Reading Fragments and Fragmentation in Modernist Literature
Author: Rebecca Varley-Winter (Clare 2005)
Publisher: Sussex Academic Press
This book begins with the question: How are literary fragments defined as such? As a critical term, ‘fragment’ is more of a starting-point than a definition: Is part of the manuscript missing? Is it grammatically incomplete, using unfinished sentences? Is it made to look unfinished? ‘Fragment’ and ‘fragmentation’ have been used to describe damaged manuscripts; drafts; notes; subverted grammatical structures; the emergence of vers libre from formal verse; texts without linear plots; translations; quotations; and works titled ‘Fragment’ regardless of how formally complete they might appear. This book offers a phenomenological reading of modernist literary fragments, arguing that fragments create states of conflicted embodiment in which mind and body cannot cleanly separate. Drawing on the concept of aestheticism as an overstimulated body, each chapter connects fragments to experiences of physical and emotional ambiguity, exploring difficulties in speaking, writing and translating; spasms of laughter; and disrupted vision.

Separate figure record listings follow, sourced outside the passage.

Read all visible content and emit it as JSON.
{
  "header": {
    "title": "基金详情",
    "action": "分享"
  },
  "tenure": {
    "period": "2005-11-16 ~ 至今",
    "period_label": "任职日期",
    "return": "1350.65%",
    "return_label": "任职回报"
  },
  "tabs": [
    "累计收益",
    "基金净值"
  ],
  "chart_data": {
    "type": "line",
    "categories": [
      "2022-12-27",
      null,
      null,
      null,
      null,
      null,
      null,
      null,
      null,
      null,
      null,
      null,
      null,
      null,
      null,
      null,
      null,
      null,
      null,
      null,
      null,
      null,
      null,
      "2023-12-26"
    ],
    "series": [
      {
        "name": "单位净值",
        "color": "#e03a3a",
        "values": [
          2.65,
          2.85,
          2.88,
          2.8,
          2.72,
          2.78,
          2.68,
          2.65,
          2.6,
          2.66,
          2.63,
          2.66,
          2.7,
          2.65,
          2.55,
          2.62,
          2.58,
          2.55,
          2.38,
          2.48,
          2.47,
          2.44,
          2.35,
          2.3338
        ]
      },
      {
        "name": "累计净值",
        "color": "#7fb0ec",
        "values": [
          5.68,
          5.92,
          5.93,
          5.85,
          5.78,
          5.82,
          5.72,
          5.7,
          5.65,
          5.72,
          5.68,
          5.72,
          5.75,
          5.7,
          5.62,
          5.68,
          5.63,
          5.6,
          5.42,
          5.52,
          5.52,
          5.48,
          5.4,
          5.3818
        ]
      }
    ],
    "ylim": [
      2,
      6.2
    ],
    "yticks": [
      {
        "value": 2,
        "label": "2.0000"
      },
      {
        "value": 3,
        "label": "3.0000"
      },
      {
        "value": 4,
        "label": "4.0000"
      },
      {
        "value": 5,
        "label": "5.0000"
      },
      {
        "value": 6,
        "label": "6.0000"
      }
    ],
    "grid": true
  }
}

The author introduces fragmentation as an aspect of what Julia Kristeva and Hélène Cixous term ‘écriture féminine’, and offers new readings of the texts that Stéphane Mallarmé struggled to finish, associating his fragmentation with translation and the ‘Crise’ (Crisis) of vers libre. The author then considers the fragmentary affects of humour, ranging from Henri Bergson to Mina Loy and T. S. Eliot. Urban fragmentation is explored in Hope Mirrlees’ Paris: A Poem, John Maynard Keynes’ The Economic Consequences of the Peace, Félix Fénéon’s Nouvelles en trois lignes, Apollinaire’s Zone, and Walter Benjamin’s Arcades Project. The author ultimately weighs the claim of literary fragmentation as an ethical commitment to detail, embedded in the living body, against a view of fragments as more numbed traces or disembodied remnants.